Then came 2014: the year of Tumblr. The now oft-ridiculed left extremist microblogging site, at its fandom, political, and subcultural height back then, introduced me to a rave new world in which endless images and GIFS of Sherlock, Loki, and the posh Britons who played them baited (I bit, hard), while aesthetic blogs devoted to indie subsects like grunge, disposable, pale, glowing, pastel goth, and mermaid reawakened the old tendency in me to dress for the part and the music, except this time I had a huge palette to represent my identity: retro pastels, bold black-white-brown-blue configurations, dark and pale denims, rich olive greens, mustard yellows, pumpkin oranges, deep wine reds, white, gold, and ivory: you name it and the colour adheres to one indie style or another. This being on Tumblr coincided with my discovery, since The Perks of Being a Wallflower two years ago with its addictive soundtrack, of more and more indie artists (Arctic Monkeys, Jake Bugg, Hozier, Marina and the Diamonds, etc.) on and off the site, so I transitioned from the razor-sharp despair of emo into the soft sadness of indie like ice to water: same composition, different form.

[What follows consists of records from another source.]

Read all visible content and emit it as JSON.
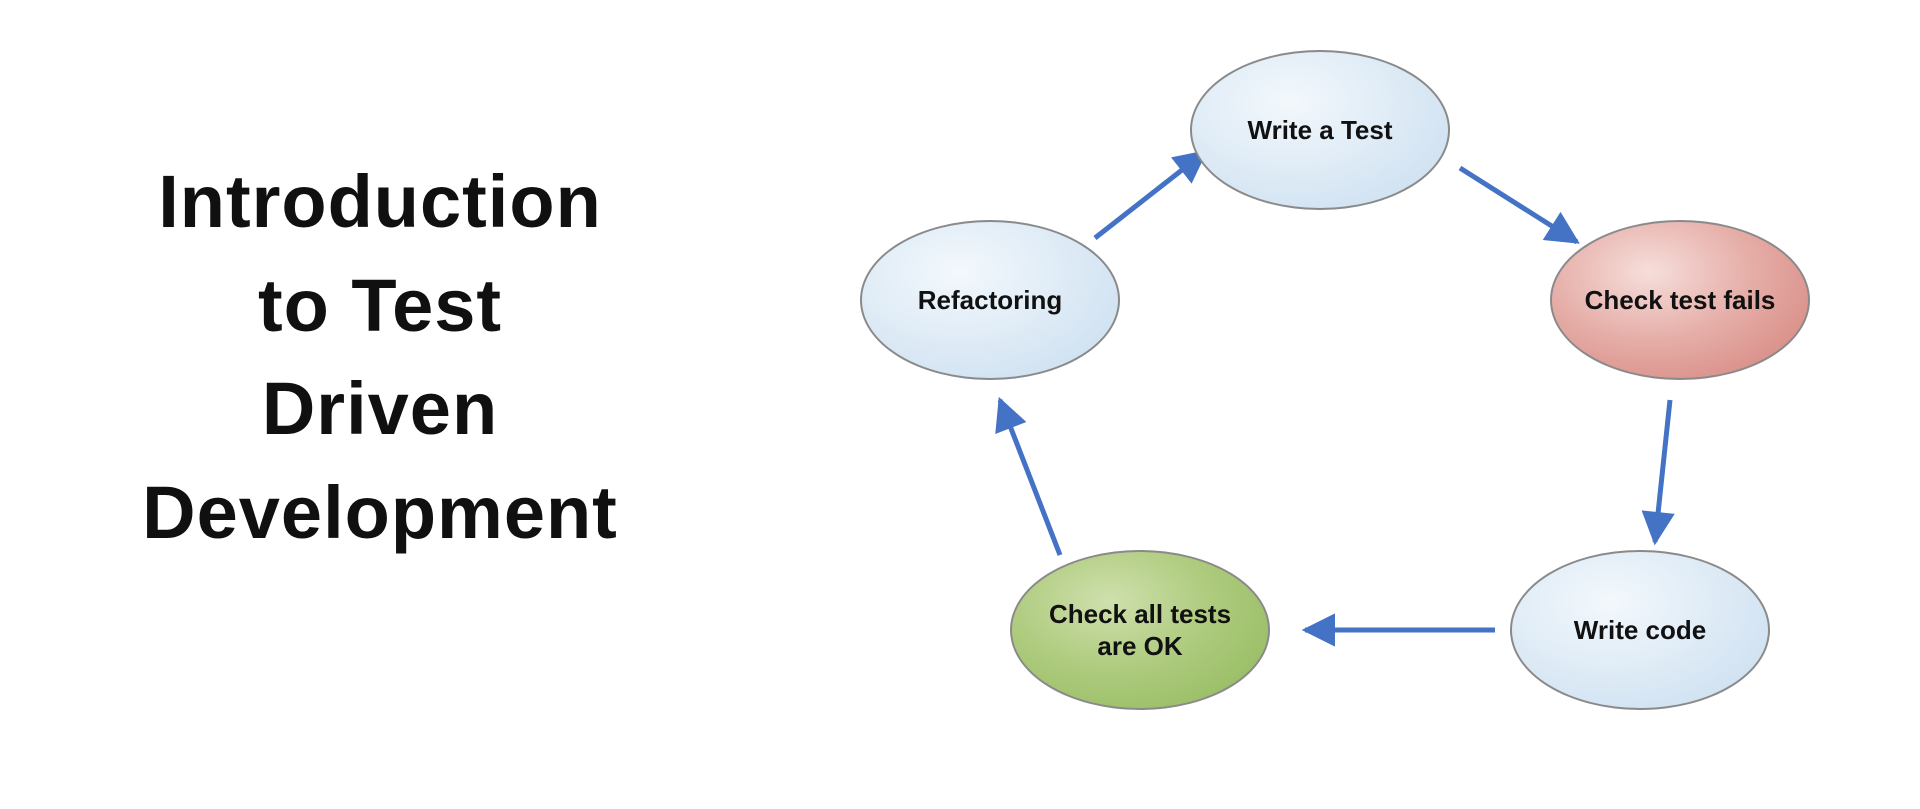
{
  "title": {
    "line1": "Introduction",
    "line2": "to Test",
    "line3": "Driven",
    "line4": "Development"
  },
  "nodes": {
    "write_test": "Write a Test",
    "check_fails": "Check test fails",
    "write_code": "Write code",
    "check_ok": "Check all tests are OK",
    "refactoring": "Refactoring"
  },
  "colors": {
    "arrow": "#4472C4",
    "node_blue": "#d3e4f3",
    "node_red": "#d27e78",
    "node_green": "#9ec36d",
    "node_border": "#8a8a8a",
    "text": "#111111"
  },
  "diagram_flow": [
    "write_test",
    "check_fails",
    "write_code",
    "check_ok",
    "refactoring",
    "write_test"
  ]
}
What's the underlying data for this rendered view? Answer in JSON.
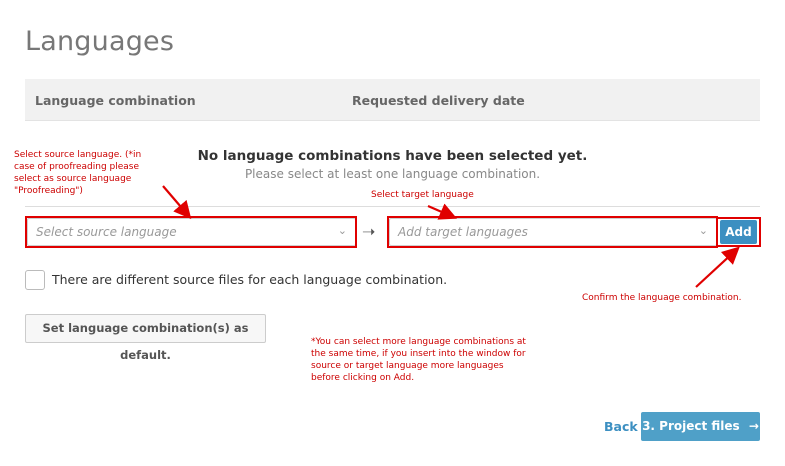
{
  "page": {
    "title": "Languages"
  },
  "table": {
    "columns": [
      "Language combination",
      "Requested delivery date"
    ]
  },
  "empty_state": {
    "title": "No language combinations have been selected yet.",
    "subtitle": "Please select at least one language combination."
  },
  "form": {
    "source_placeholder": "Select source language",
    "target_placeholder": "Add target languages",
    "add_label": "Add",
    "different_files_label": "There are different source files for each language combination.",
    "different_files_checked": false,
    "set_default_label": "Set language combination(s) as default."
  },
  "footer": {
    "back_label": "Back",
    "next_label": "3. Project files"
  },
  "annotations": {
    "source_note": "Select source language. (*in case of proofreading please select as source language \"Proofreading\")",
    "target_note": "Select target language",
    "confirm_note": "Confirm the language combination.",
    "multi_note": "*You can select more language combinations at the same time, if you insert into the window for source or target language more languages before clicking on Add."
  },
  "colors": {
    "accent": "#3c8fc1",
    "annotation": "#cc0000",
    "highlight_box": "#e00000"
  },
  "icons": {
    "chevron": "chevron-down-icon",
    "arrow": "arrow-right-icon",
    "next_arrow": "arrow-right-icon"
  }
}
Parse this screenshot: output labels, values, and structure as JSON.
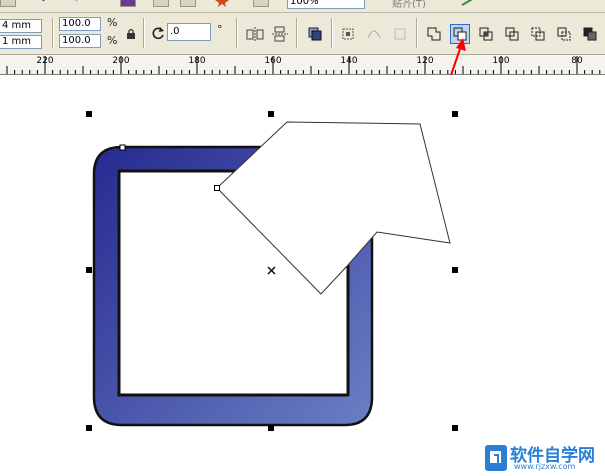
{
  "top_toolbar": {
    "zoom_value": "100%",
    "partial_label": "贴齐(T)"
  },
  "property_bar": {
    "x_value": "4 mm",
    "y_value": "1 mm",
    "scale_x": "100.0",
    "scale_y": "100.0",
    "percent_x": "%",
    "percent_y": "%",
    "rotation": ".0",
    "degree": "°"
  },
  "ruler": {
    "labels": [
      "220",
      "200",
      "180",
      "160",
      "140",
      "120",
      "100",
      "80"
    ]
  },
  "annotation": {
    "arrow_color": "#ff0000"
  },
  "shape": {
    "gradient_start": "#27298f",
    "gradient_end": "#6a7fc4"
  },
  "watermark": {
    "chinese": "软件自学网",
    "url": "www.rjzxw.com",
    "color": "#2a7fd4"
  }
}
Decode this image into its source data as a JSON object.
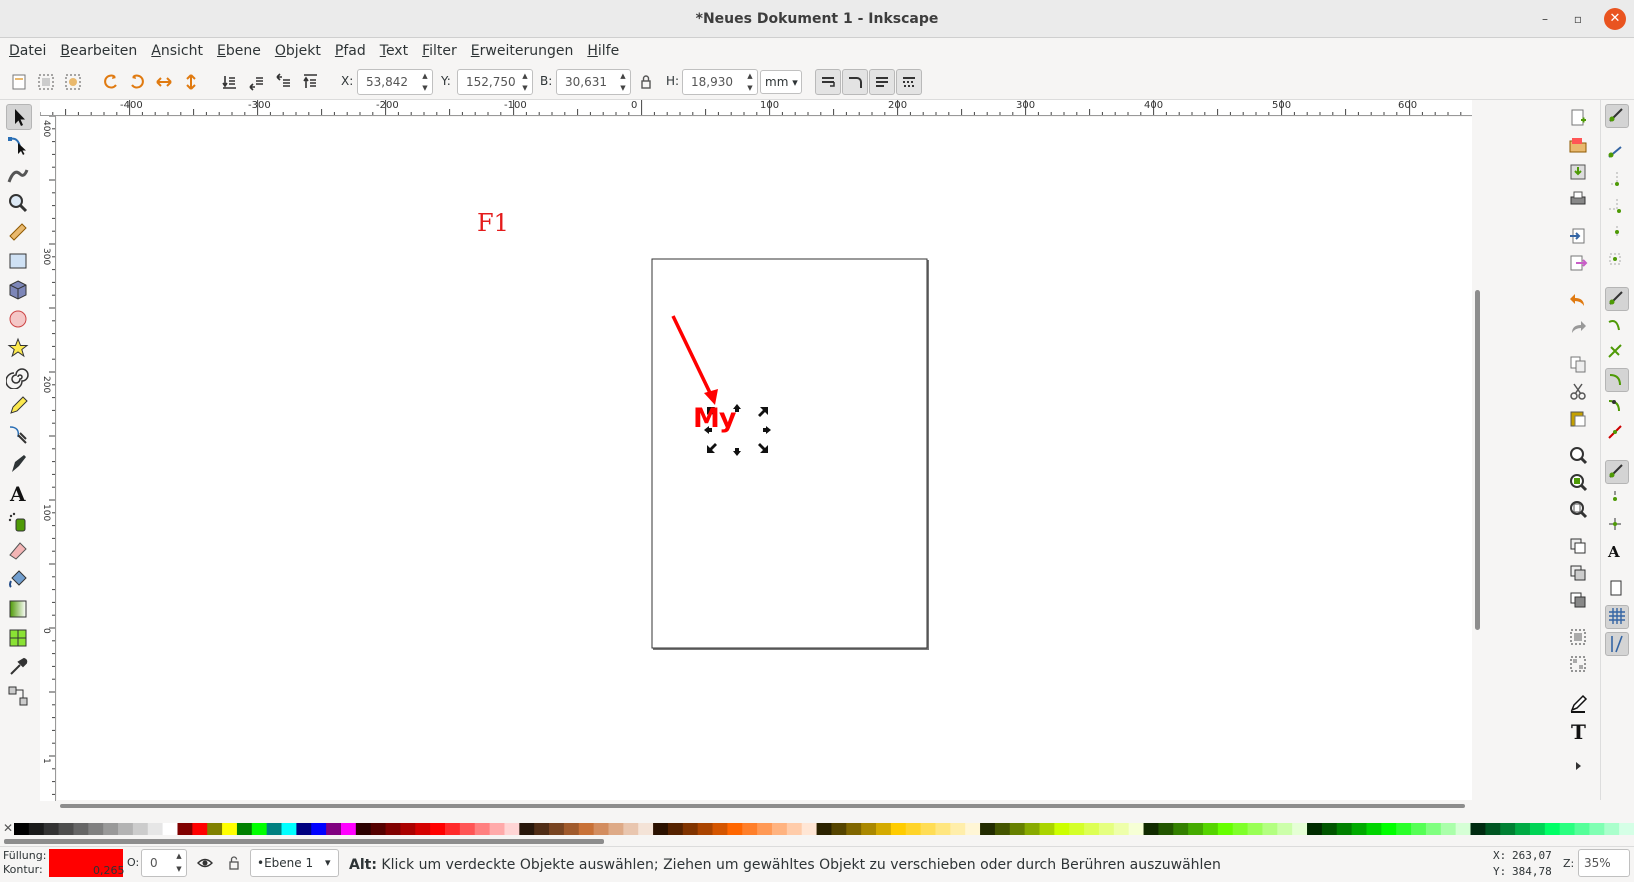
{
  "window": {
    "title": "*Neues Dokument 1 - Inkscape",
    "minimize_icon": "minimize-icon",
    "maximize_icon": "maximize-icon",
    "close_icon": "close-icon",
    "minimize_glyph": "–",
    "maximize_glyph": "▫",
    "close_glyph": "✕"
  },
  "menu": [
    "Datei",
    "Bearbeiten",
    "Ansicht",
    "Ebene",
    "Objekt",
    "Pfad",
    "Text",
    "Filter",
    "Erweiterungen",
    "Hilfe"
  ],
  "toolbar": {
    "x_label": "X:",
    "x_value": "53,842",
    "y_label": "Y:",
    "y_value": "152,750",
    "w_label": "B:",
    "w_value": "30,631",
    "h_label": "H:",
    "h_value": "18,930",
    "unit": "mm",
    "spin_up": "▲",
    "spin_down": "▼",
    "dropdown_arrow": "▾"
  },
  "rulers": {
    "horizontal": [
      "-400",
      "-300",
      "-200",
      "-100",
      "0",
      "100",
      "200",
      "300",
      "400",
      "500",
      "600"
    ],
    "vertical": [
      "400",
      "300",
      "200",
      "100",
      "0",
      "1"
    ]
  },
  "canvas": {
    "page_label": "F1",
    "selected_text": "My",
    "colors": {
      "page_label": "#e41b1b",
      "arrow": "#ff0000",
      "text_fill": "#ff0000"
    }
  },
  "status": {
    "fill_label": "Füllung:",
    "stroke_label": "Kontur:",
    "stroke_width": "0,265",
    "opacity_label": "O:",
    "opacity_value": "0",
    "layer_name": "•Ebene 1",
    "message_bold": "Alt:",
    "message": " Klick um verdeckte Objekte auswählen; Ziehen um gewähltes Objekt zu verschieben oder durch Berühren auszuwählen",
    "cursor_x_label": "X:",
    "cursor_x": "263,07",
    "cursor_y_label": "Y:",
    "cursor_y": "384,78",
    "zoom_label": "Z:",
    "zoom_value": "35%",
    "fill_color": "#ff0000"
  },
  "palette_none_glyph": "✕"
}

Out of genuine love for the music, the aesthetic, and the desire to once again visibly belong to a subculture, I began to acquire indie cred by purchasing vintage vinyls, retro decor, and choice outfits. I told everyone I was indie and dressed in all the right colours and styles, but one colour became particularly dear to me: that of the ocean and the sky.

At first all pastels appealed to me, and for a time lilac was the favourite, a girlier version of the dim purple from my past—purple I associated with moodiness, magic and creativity, and what you get when you add cool blue sadness to red hot passion. But then how cute baby pink looked! And how cheerily mimosa yellow sang, like a small bird in spring; and vanilla mint green, ever so soothingly vintage! I noticed muted blues too, but it was not in the lead. I cannot pinpoint what catapulted it to the childish throne of favourite colour but consider it a potent concoction of feeling blue, liking blues music, hearing the word with addictive frequency in Del Rey’s bluesy songs, and seeing her in an array of ’60s-inspired Jackie K-style grey-blue dresses and tops. And I may also have reblogged one too many blue-tinted Tumblr aesthetic posts.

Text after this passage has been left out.